Thanks for the link!

My Fire is due to arrive today, and I'm looking forward to adding the free apps daily!!

BTW -- I love Goodreads!


----------



## Guest (Nov 16, 2011)

BMathison said:


> Thanks for the link!
> 
> My Fire is due to arrive today, and I'm looking forward to adding the free apps daily!!
> 
> BTW -- I love Goodreads!


Oh, are you in the Goodreads Kindle Fire group too? It's really hard to tell with those little icons of people. Seems like there's a great group over there too. http://www.goodreads.com/group/show/55960.Amazon_Kindle_Fire


----------



## David &#039;Half-Orc&#039; Dalglish (Feb 1, 2010)

Finally got my Fire in, but it's not like I want to do anything productive with it. Thanks for the list of games, man   Solid website.


----------



## Victorine (Apr 23, 2010)

Awesome website!

Now I just need to get a Kindle Fire...

*Wipes drool off chin and tries not to look too green with envy at all you Fire owners.*

Vicki


----------



## Betsy the Quilter (Oct 27, 2008)

Here you go, Victorine!

Kindle Fire

Betsy


----------



## Guest (Nov 17, 2011)

Betsy the Quilter said:


> Here you go, Victorine!
> 
> Kindle Fire
> 
> Betsy


Everybody's doing it, Victorine!


----------



## BMathison (Feb 4, 2011)

Oh, my.  That Angy Birds is addictive, isn't it


----------



## Guest (Nov 20, 2011)

BMathison said:


> Oh, my. That Angy Birds is addictive, isn't it


You have no idea, Beth. I was obsessed with it for like a month. I was one step away from making cakes like this:










Course now I'm starting to play Cut the Rope, so that might be another month of my life gone.


----------



## BMathison (Feb 4, 2011)

Well, that IS a lovely cake, lol!!  

If you make a Cut the Rope cake, you might want to take a break from gaming.  But then again, cake is good in almost any situation.
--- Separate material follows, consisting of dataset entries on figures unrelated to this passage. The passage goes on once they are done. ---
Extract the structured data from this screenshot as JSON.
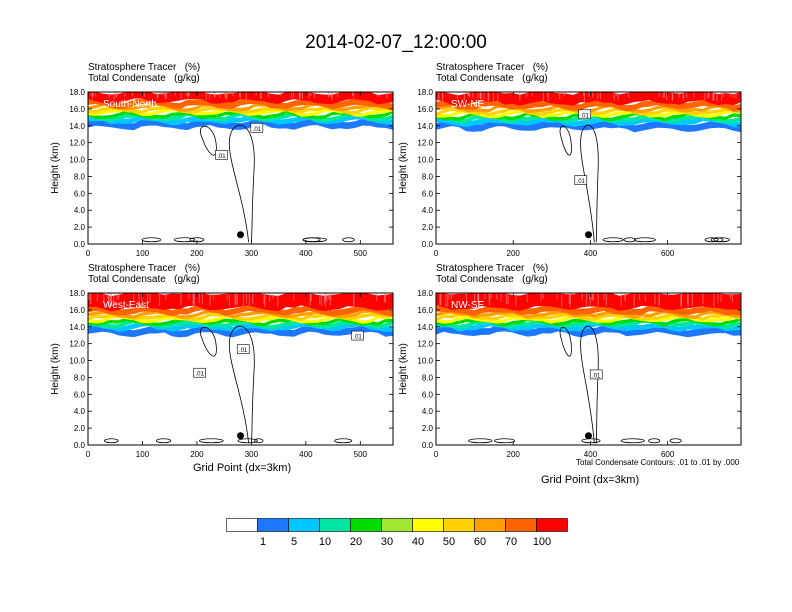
{
  "title": "2014-02-07_12:00:00",
  "panel_header": {
    "line1": "Stratosphere Tracer   (%)",
    "line2": "Total Condensate   (g/kg)"
  },
  "contour_note": "Total Condensate Contours: .01 to .01 by .000",
  "contour_label": ".01",
  "colorbar": {
    "levels": [
      "1",
      "5",
      "10",
      "20",
      "30",
      "40",
      "50",
      "60",
      "70",
      "100"
    ],
    "colors": [
      "#ffffff",
      "#1e78ff",
      "#00c8ff",
      "#00e6a0",
      "#00dc00",
      "#a0e632",
      "#ffff00",
      "#ffd200",
      "#ffa000",
      "#ff6400",
      "#ff0000"
    ]
  },
  "chart_data": [
    {
      "type": "heatmap",
      "name": "South-North",
      "xlabel": "",
      "ylabel": "Height (km)",
      "xlim": [
        0,
        560
      ],
      "ylim": [
        0,
        18
      ],
      "xticks": [
        0,
        100,
        200,
        300,
        400,
        500
      ],
      "yticks": [
        "0.0",
        "2.0",
        "4.0",
        "6.0",
        "8.0",
        "10.0",
        "12.0",
        "14.0",
        "16.0",
        "18.0"
      ],
      "dot_x": 280,
      "dot_y": 1.1,
      "tracer_base_km": 14.2,
      "contour_label_positions": [
        [
          310,
          13.7
        ],
        [
          245,
          10.5
        ]
      ]
    },
    {
      "type": "heatmap",
      "name": "SW-NE",
      "xlabel": "",
      "ylabel": "Height (km)",
      "xlim": [
        0,
        790
      ],
      "ylim": [
        0,
        18
      ],
      "xticks": [
        0,
        200,
        400,
        600
      ],
      "yticks": [
        "0.0",
        "2.0",
        "4.0",
        "6.0",
        "8.0",
        "10.0",
        "12.0",
        "14.0",
        "16.0",
        "18.0"
      ],
      "dot_x": 395,
      "dot_y": 1.1,
      "tracer_base_km": 14.0,
      "contour_label_positions": [
        [
          385,
          15.3
        ],
        [
          375,
          7.5
        ]
      ]
    },
    {
      "type": "heatmap",
      "name": "West-East",
      "xlabel": "Grid Point (dx=3km)",
      "ylabel": "Height (km)",
      "xlim": [
        0,
        560
      ],
      "ylim": [
        0,
        18
      ],
      "xticks": [
        0,
        100,
        200,
        300,
        400,
        500
      ],
      "yticks": [
        "0.0",
        "2.0",
        "4.0",
        "6.0",
        "8.0",
        "10.0",
        "12.0",
        "14.0",
        "16.0",
        "18.0"
      ],
      "dot_x": 280,
      "dot_y": 1.1,
      "tracer_base_km": 13.5,
      "contour_label_positions": [
        [
          285,
          11.3
        ],
        [
          205,
          8.5
        ],
        [
          495,
          12.9
        ]
      ]
    },
    {
      "type": "heatmap",
      "name": "NW-SE",
      "xlabel": "Grid Point (dx=3km)",
      "ylabel": "Height (km)",
      "xlim": [
        0,
        790
      ],
      "ylim": [
        0,
        18
      ],
      "xticks": [
        0,
        200,
        400,
        600
      ],
      "yticks": [
        "0.0",
        "2.0",
        "4.0",
        "6.0",
        "8.0",
        "10.0",
        "12.0",
        "14.0",
        "16.0",
        "18.0"
      ],
      "dot_x": 395,
      "dot_y": 1.1,
      "tracer_base_km": 13.5,
      "contour_label_positions": [
        [
          415,
          8.3
        ]
      ]
    }
  ]
}
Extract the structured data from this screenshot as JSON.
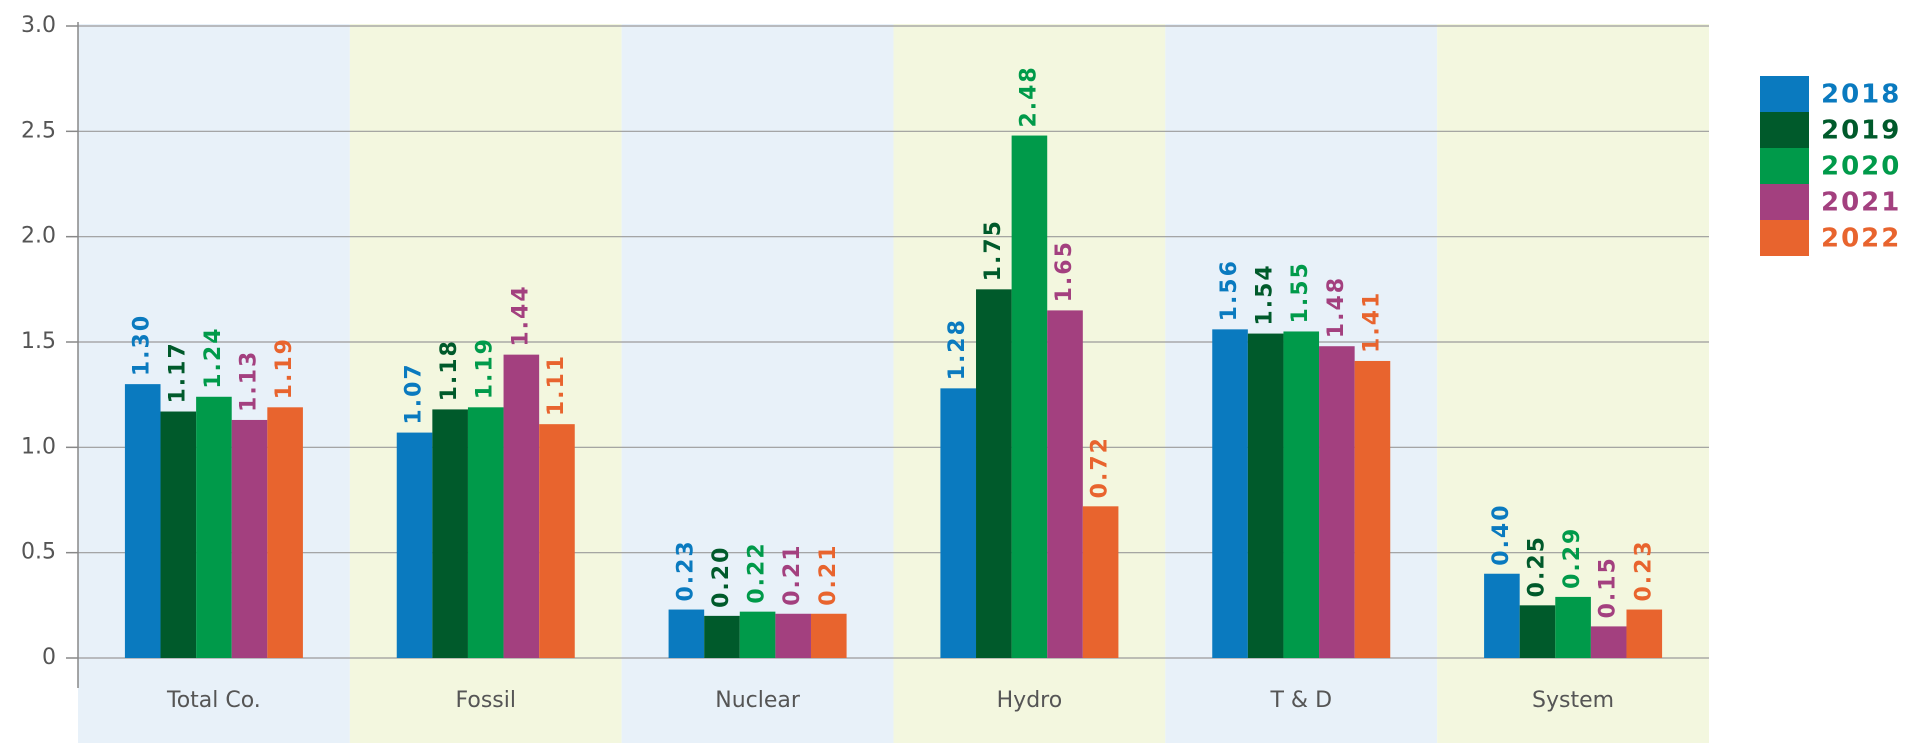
{
  "chart_data": {
    "type": "bar",
    "categories": [
      "Total Co.",
      "Fossil",
      "Nuclear",
      "Hydro",
      "T & D",
      "System"
    ],
    "series": [
      {
        "name": "2018",
        "color": "#0a7abf",
        "values": [
          1.3,
          1.07,
          0.23,
          1.28,
          1.56,
          0.4
        ],
        "value_labels": [
          "1.30",
          "1.07",
          "0.23",
          "1.28",
          "1.56",
          "0.40"
        ]
      },
      {
        "name": "2019",
        "color": "#005a2b",
        "values": [
          1.17,
          1.18,
          0.2,
          1.75,
          1.54,
          0.25
        ],
        "value_labels": [
          "1.17",
          "1.18",
          "0.20",
          "1.75",
          "1.54",
          "0.25"
        ]
      },
      {
        "name": "2020",
        "color": "#009a4a",
        "values": [
          1.24,
          1.19,
          0.22,
          2.48,
          1.55,
          0.29
        ],
        "value_labels": [
          "1.24",
          "1.19",
          "0.22",
          "2.48",
          "1.55",
          "0.29"
        ]
      },
      {
        "name": "2021",
        "color": "#a3407f",
        "values": [
          1.13,
          1.44,
          0.21,
          1.65,
          1.48,
          0.15
        ],
        "value_labels": [
          "1.13",
          "1.44",
          "0.21",
          "1.65",
          "1.48",
          "0.15"
        ]
      },
      {
        "name": "2022",
        "color": "#e8642e",
        "values": [
          1.19,
          1.11,
          0.21,
          0.72,
          1.41,
          0.23
        ],
        "value_labels": [
          "1.19",
          "1.11",
          "0.21",
          "0.72",
          "1.41",
          "0.23"
        ]
      }
    ],
    "ylim": [
      0,
      3
    ],
    "yticks": [
      0,
      0.5,
      {
        "value": 1,
        "label": "1.0"
      },
      1.5,
      {
        "value": 2,
        "label": "2.0"
      },
      2.5,
      {
        "value": 3,
        "label": "3.0"
      }
    ],
    "grid": true,
    "legend": "right",
    "band_colors": [
      "#e8f1f9",
      "#f3f7df"
    ]
  }
}
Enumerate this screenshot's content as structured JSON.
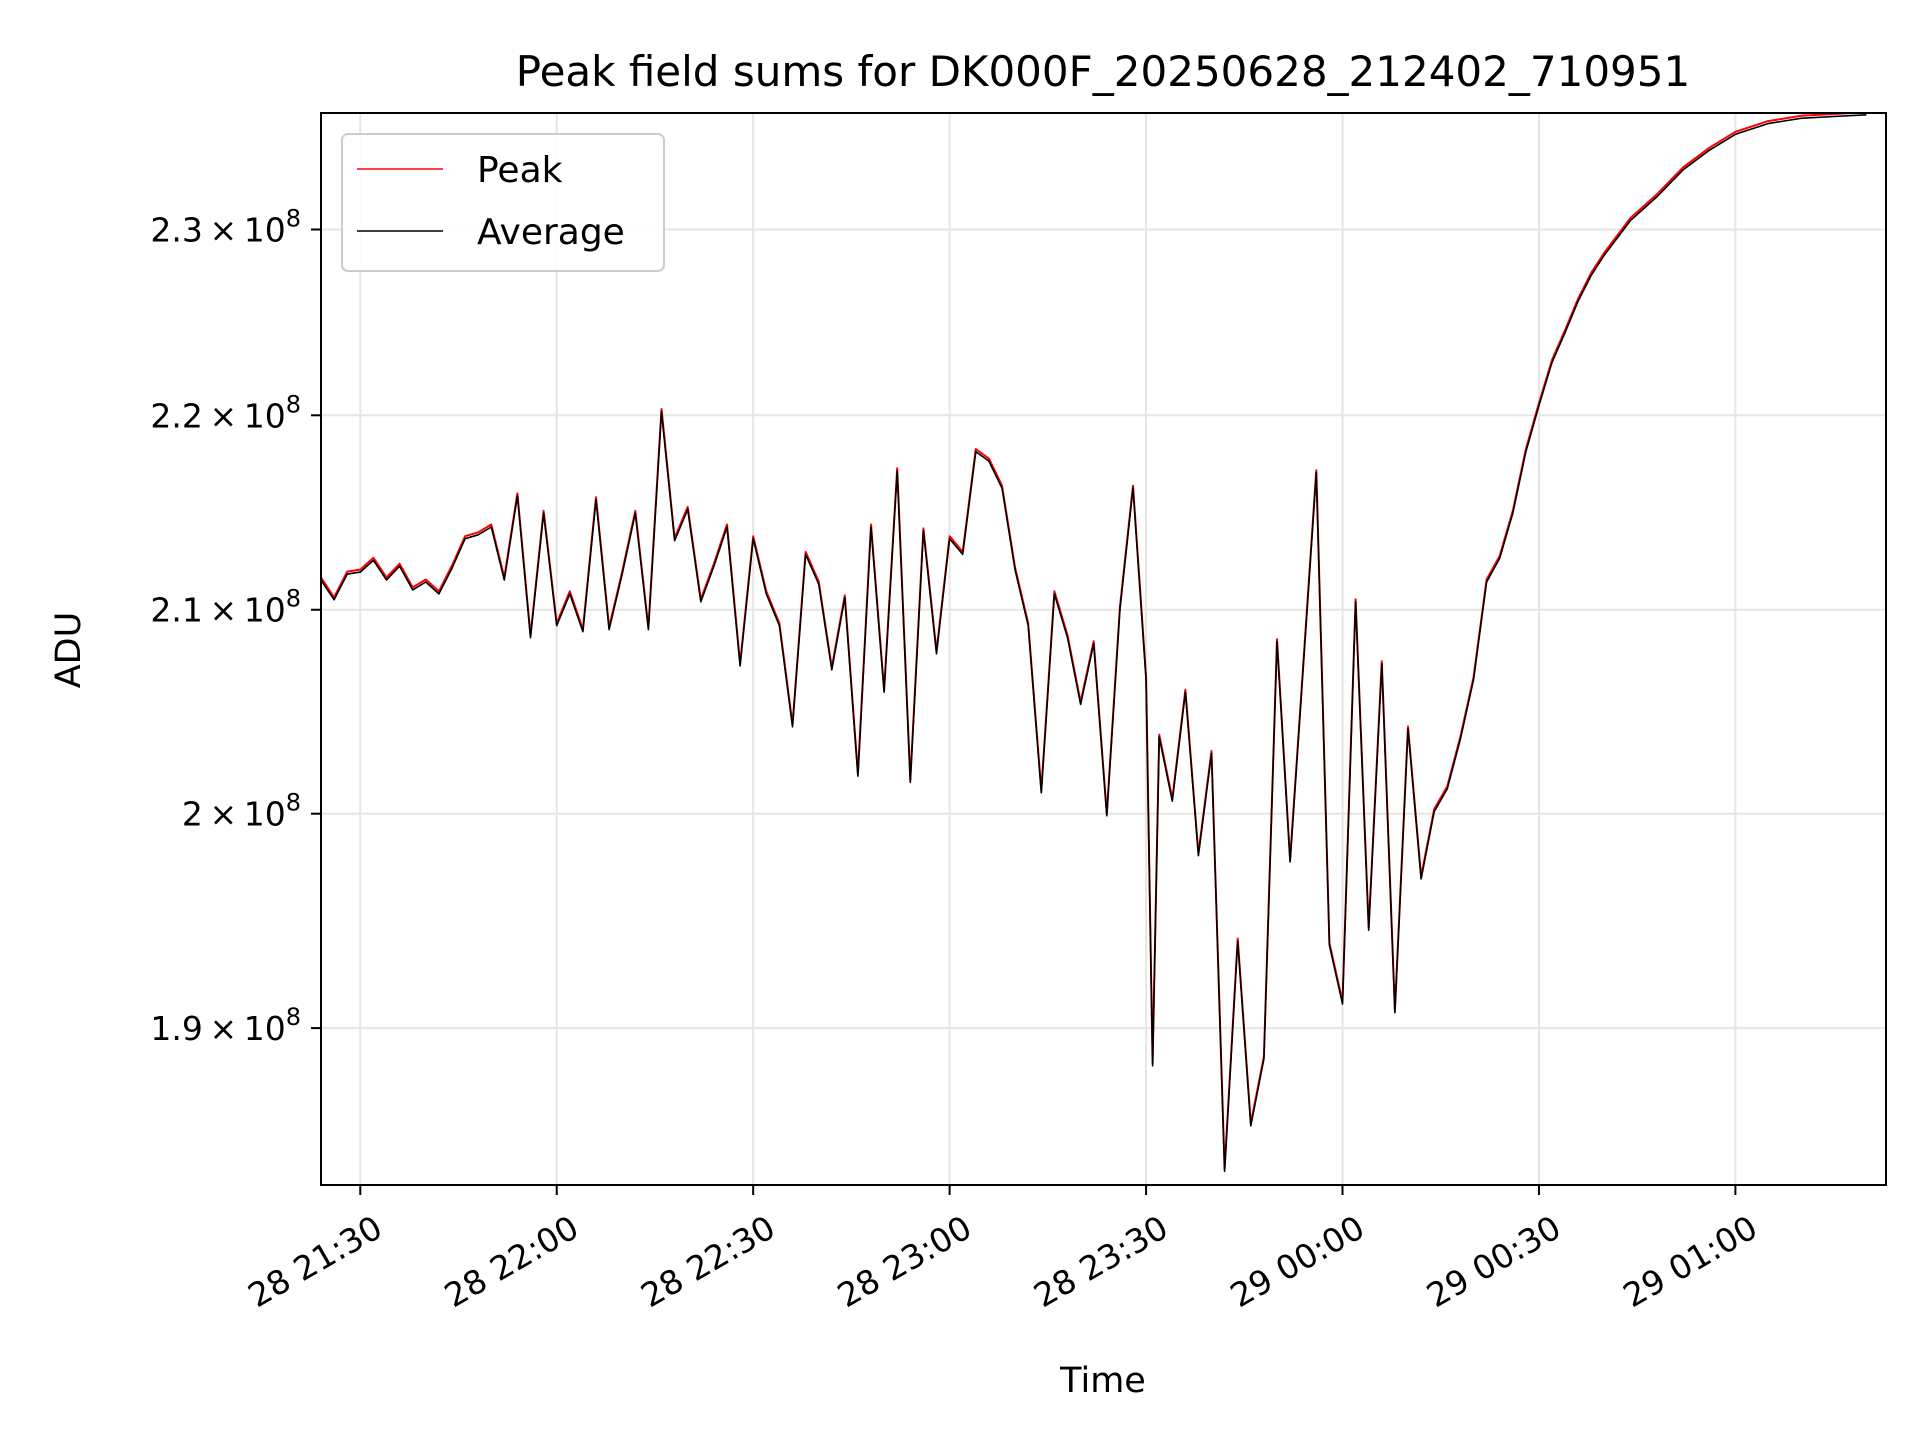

I have to admit, I think I did dream of Angry Birds last night.  I woke up with the image of crashing glass and wood...


----------



## The Hooded Claw (Oct 12, 2009)

If you actually want to do something productive with your Fire, the Amazon free app for today is Documents to Go,  full version.  This is normally a fifteen dollar app, so this is a good deal.  I would grab it even if you have no immediate need for it in mind.


----------



## Guest (Nov 22, 2011)

BMathison said:


> I have to admit, I think I did dream of Angry Birds last night. I woke up with the image of crashing glass and wood...


Umm, I think that's a warning sign for something. 



The Hooded Claw said:


> If you actually want to do something productive with your Fire, the Amazon free app for today is Documents to Go, full version. This is normally a fifteen dollar app, so this is a good deal. I would grab it even if you have no immediate need for it in mind.


Yeah, that's a really good point. It makes me wonder why they gave away QuickOffice last week and then this one today though. Why so close together for such similar apps? Anyway, the site in the OP has made it really easy to get the free apps.


----------



## Ann in Arlington (Oct 27, 2008)

Today's free app is a pretty well rated tennis game:



"Cross Court Tennis" is regularly $1.99


----------